Author: Jay Rinde
Date: 08:05:24 07/09/01
Go up one level in this thread
On July 08, 2001 at 23:28:08, Bruce Moreland wrote: >On July 08, 2001 at 22:06:05, Robert Hyatt wrote: > >>IE let's place a bet that I can flip a coin and get 10 consecutive tails. >>I _know_ that if I build a "robot flipper" it will force you to pay off the >>bet, because if I flip enough, 10 heads _must_ eventually come up, otherwise >>the coin is not "fair". That is how a computer will get its "norms". It will >>just plug along and eventually enough humans will "break" against it in the >>same tournament and it will do well enough to pull it off.
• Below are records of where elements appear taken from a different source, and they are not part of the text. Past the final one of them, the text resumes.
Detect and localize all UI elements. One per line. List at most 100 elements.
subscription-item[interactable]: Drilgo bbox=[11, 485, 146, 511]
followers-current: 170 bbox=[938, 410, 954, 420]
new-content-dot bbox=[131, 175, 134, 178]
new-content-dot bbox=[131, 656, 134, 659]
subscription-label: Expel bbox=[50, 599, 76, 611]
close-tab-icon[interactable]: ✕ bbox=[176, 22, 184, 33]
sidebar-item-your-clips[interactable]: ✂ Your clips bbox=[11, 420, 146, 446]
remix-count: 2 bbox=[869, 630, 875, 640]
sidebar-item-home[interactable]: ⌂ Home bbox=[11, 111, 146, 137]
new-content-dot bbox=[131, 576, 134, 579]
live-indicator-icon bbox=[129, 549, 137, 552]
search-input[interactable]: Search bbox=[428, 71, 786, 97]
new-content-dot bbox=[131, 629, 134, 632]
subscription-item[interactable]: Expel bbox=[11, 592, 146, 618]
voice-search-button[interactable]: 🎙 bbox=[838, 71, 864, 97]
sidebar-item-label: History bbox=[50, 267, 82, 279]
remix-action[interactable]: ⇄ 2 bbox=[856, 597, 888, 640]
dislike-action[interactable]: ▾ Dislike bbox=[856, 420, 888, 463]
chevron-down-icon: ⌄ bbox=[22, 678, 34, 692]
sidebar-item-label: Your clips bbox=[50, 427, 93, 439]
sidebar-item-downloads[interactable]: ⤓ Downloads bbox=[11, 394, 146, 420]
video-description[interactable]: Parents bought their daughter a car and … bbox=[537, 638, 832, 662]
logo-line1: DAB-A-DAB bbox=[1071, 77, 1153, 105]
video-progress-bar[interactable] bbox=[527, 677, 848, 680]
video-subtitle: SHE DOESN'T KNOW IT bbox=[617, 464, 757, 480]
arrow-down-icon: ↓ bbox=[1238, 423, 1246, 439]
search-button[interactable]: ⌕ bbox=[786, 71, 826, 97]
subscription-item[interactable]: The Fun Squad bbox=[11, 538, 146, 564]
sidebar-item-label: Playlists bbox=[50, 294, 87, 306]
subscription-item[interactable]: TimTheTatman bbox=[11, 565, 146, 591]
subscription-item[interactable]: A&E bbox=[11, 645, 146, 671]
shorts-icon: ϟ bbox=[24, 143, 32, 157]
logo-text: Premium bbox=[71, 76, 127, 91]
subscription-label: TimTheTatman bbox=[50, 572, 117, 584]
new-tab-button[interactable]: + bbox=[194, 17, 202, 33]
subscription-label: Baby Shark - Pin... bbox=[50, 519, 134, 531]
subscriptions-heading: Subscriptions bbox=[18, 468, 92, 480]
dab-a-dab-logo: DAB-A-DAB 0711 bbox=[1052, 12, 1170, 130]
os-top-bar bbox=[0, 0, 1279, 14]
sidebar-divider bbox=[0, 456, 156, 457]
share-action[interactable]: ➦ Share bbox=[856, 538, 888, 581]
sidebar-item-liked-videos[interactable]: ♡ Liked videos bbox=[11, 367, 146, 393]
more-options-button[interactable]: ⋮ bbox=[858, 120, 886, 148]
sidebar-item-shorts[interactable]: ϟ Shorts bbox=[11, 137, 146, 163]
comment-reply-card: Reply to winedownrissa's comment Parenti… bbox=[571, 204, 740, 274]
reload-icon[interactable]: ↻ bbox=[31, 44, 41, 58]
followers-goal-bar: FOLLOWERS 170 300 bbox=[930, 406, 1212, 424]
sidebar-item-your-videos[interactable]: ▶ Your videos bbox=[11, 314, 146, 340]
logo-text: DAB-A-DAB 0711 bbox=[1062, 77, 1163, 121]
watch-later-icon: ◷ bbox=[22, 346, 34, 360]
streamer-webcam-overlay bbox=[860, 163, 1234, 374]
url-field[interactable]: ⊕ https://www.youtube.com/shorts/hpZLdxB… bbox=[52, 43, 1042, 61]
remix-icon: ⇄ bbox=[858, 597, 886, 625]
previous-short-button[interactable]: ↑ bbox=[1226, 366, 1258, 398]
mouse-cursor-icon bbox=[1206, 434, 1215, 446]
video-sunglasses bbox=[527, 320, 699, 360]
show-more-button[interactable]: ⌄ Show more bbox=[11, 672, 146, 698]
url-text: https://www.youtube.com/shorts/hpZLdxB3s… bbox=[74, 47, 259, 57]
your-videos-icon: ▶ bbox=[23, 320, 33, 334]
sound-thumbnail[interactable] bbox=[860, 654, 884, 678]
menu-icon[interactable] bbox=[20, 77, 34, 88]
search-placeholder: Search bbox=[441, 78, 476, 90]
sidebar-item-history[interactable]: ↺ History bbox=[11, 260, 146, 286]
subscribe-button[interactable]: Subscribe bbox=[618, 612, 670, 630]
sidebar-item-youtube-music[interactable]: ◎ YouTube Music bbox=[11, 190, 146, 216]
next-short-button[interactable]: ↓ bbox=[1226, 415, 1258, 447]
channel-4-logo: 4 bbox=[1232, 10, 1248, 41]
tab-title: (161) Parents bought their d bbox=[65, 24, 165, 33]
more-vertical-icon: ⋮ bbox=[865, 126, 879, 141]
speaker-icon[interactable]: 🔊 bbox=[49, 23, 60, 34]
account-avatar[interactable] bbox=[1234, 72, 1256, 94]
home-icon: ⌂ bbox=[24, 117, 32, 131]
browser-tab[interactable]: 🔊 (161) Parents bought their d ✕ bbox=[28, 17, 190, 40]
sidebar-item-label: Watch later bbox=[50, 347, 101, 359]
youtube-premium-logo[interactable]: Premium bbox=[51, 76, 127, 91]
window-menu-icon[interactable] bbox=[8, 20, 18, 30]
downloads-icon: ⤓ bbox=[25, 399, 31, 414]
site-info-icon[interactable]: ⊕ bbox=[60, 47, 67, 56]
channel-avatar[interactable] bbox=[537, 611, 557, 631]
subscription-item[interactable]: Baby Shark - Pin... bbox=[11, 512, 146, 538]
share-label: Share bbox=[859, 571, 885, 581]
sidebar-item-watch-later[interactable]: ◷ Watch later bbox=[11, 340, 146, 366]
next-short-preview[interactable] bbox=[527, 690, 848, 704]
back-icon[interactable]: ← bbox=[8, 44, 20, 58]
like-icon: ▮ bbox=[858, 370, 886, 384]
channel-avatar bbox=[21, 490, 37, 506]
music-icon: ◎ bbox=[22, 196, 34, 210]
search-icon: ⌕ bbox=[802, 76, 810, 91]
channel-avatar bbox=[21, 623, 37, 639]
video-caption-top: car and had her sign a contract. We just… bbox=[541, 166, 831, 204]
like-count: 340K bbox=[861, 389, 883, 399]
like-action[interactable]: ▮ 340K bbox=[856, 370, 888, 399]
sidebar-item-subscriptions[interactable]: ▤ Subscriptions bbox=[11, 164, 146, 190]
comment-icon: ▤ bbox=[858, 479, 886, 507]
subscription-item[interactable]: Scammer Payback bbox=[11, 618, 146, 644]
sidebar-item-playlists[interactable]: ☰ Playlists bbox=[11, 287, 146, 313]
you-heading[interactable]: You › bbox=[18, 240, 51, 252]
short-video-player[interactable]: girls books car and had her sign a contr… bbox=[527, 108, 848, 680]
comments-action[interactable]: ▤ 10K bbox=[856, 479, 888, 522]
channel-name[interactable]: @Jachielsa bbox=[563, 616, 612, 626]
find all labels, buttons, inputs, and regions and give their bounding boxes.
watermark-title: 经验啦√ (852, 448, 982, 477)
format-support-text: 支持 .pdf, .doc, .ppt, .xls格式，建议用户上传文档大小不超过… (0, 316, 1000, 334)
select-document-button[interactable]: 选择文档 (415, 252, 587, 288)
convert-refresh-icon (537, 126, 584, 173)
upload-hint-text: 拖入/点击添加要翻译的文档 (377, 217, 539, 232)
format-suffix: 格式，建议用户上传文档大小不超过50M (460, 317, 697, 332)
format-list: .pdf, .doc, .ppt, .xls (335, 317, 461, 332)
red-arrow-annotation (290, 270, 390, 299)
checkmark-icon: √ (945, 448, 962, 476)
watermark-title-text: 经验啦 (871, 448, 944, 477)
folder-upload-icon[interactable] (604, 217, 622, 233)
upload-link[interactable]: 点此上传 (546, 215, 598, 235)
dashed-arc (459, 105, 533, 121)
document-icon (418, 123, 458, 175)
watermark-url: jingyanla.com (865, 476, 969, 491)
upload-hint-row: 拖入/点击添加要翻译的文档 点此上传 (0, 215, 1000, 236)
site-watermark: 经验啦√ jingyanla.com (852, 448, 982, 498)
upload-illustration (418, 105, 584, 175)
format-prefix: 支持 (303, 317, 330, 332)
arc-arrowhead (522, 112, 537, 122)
I believe _any_ >>program could do this today. >> >>I mentioned that back in the 1980's, Fidelity entered multiple machines in >>the US Open, at the same event. Some did horribly. One would invariably do >>well. That was the one you read about on the front of the package. :) > >They are all doing well in all of the events though. > >I think that you are being pushed down the Bataan penninsula, and eventually you >are going to run out of bullets and things to eat. It has to happen eventually, >since you have hardware advances killing you, at the very least. All of the >programs are doing well against humans. It's kind of silly to say that they >aren't on par. > >You need to get out of this "programs aren't GM's" thing gracefully at some >point, probably soon. You've got a bunch of people up in arms about it, and no >matter whether or not you've been right at some past point, at some future point >you will be wrong, and you will have to admit it, and all of these guys you are >arguing with will use that as an opportunity to try to make you eat shit for >about a year. > >bruce You are probably right about "a bunch of people up in arms against you..." in referring to Hyatt, but I understand that these are not humans. They have just signed on with human names. They are really computers and are in cahoots with chess software. At least that is what I hear.